Wow, what a massive sleep that was. During the night, my nocturnal bellyache transmuted into 17 1/2 litres of pungent marsh gas and farted its whiffy way to freedom to puncture a hole in an Ozone layer near you. I therefore awoke refreshed and pugnacious.
My first job was Junk Heap Challenge. Dear Follower Martin challenged me to clear his back yard of assorted rubbish and take it to the tip, winner gets a bottle of wine. It would have been a hush-hush tour of the Leonid Brezhnev Memorial Naval Command Nuclear Bunker atop Portsdown Hill but his Dad doesn't work there any more so he no longer has the security pass, crying shame there.
We filled the car with bamboo and bits of dead cupboard and buckets and planks and delivered it to Havant Municipal Recycling scrapyard where they have made a big effort to make the car park safer for little people so I was able to help unload the car as well. We also picked up a lot of slugs and centipedes and woodlice but the snail we donated to a French Chef. OK, we drowned it in a puddle but who's counting.
I threw planks into the wood skip and got "Ooo, aren't you strong?"-type compliments from passing Mummies, hurrah.
We battled the football-related traffic jams back home and I shovelled in some lunch and we all raced off to the Portsmouth District Cub Scout Heap'O'Junk Scrap Challenge. The building that The Nameless One of our number was convinced was the Scout Hut turned out to be very locked, but we checked out the Territorial Army centre (closed) and asked a man in a pub who told us we'd been about 50 yards from the real Scout Hut so we sheepishly (and a little bit goatishly) drove back the same way and got in hardly late at all.
My group was one of half a dozen competing Cub Packs and absolutely none of us had done one before. We had a story read to us about blue aliens attacking their former planetoidy domicile in a galaxy farfar away and there were castles and towers and recriminations and kings and forgiveness.
In the room were several presentation frames of Scouting Badges from years past, displays of knots, pictures of the Queen and so forth. One of these guys certainly liked his tassels and colourful metallic flashy badges, the other must have been a total porker to be big enough to fit all those badges on one scout jumper, I think we all know someone like that.
Some of the groovy badges from the seventies were sponsored by companies related to the discipline, eg the science one had BNFL (British Nuclear Fuels) stitched into it, did these people get to tour a nuclear power plant to get their badge??

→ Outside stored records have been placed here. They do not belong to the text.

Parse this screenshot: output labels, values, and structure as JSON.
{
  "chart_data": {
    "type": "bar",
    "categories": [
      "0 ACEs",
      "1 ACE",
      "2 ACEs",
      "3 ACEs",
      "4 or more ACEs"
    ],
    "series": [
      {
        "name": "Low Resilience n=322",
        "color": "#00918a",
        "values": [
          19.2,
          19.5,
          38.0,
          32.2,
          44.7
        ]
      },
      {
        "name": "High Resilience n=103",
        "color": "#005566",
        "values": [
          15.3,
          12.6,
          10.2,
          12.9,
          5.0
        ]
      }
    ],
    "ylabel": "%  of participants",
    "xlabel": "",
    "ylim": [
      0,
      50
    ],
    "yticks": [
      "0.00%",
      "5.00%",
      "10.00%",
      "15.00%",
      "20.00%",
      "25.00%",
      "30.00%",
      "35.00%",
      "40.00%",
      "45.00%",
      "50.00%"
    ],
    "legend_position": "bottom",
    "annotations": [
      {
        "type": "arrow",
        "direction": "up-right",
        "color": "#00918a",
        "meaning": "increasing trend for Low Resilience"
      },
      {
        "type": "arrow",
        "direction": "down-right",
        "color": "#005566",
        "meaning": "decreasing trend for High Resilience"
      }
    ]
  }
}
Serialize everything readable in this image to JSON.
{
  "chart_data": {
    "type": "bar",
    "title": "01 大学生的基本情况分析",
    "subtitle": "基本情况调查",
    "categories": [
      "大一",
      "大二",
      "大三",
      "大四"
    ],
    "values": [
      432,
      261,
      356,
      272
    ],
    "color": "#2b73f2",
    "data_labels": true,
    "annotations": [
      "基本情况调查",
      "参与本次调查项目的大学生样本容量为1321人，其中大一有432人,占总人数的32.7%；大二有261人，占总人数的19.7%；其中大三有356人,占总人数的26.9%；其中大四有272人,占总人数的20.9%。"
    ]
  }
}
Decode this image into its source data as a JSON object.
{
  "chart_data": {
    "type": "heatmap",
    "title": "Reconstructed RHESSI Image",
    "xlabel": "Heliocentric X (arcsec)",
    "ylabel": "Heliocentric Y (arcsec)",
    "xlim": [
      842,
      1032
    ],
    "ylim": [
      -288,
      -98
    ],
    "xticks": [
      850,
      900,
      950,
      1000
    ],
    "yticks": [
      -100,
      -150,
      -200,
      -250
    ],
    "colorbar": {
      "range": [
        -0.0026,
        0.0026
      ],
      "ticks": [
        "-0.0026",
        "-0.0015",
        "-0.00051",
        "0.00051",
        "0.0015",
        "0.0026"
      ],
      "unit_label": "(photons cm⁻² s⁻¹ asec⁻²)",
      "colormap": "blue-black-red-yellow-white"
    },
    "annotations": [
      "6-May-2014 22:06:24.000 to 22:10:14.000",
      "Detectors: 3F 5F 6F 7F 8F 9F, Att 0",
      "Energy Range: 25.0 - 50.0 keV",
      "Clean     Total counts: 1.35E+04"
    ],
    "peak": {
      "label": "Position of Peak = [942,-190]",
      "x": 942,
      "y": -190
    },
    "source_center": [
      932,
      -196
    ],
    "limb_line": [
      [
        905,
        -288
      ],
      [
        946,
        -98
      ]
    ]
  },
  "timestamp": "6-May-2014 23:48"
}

We were then given all manner of boxes, bottles, paper and cardboard and a spectrum of powder paint and we got to work. All six groups independently decided to make a castle, as you do.
In the end, we came second, a complete travesty of course. Just because the 49th had a drawbridge on their castle, harrumph.
In familial Solidarność for my failure to progress to the next round, Bud bought me 2 Match Attax! cards, nothing to do with getting me out of Jof's way so she could rest her feet, honest. Later we played Monopoly. Hooray for reality, more than I get at home.
After bath fizzer night I rejoined Jof to watch Match of the Day on our comfortable sofa with the special knitted blankets and the Wayne Rooney goal that almost equalled that of Mr D. Beckham. What more do you need.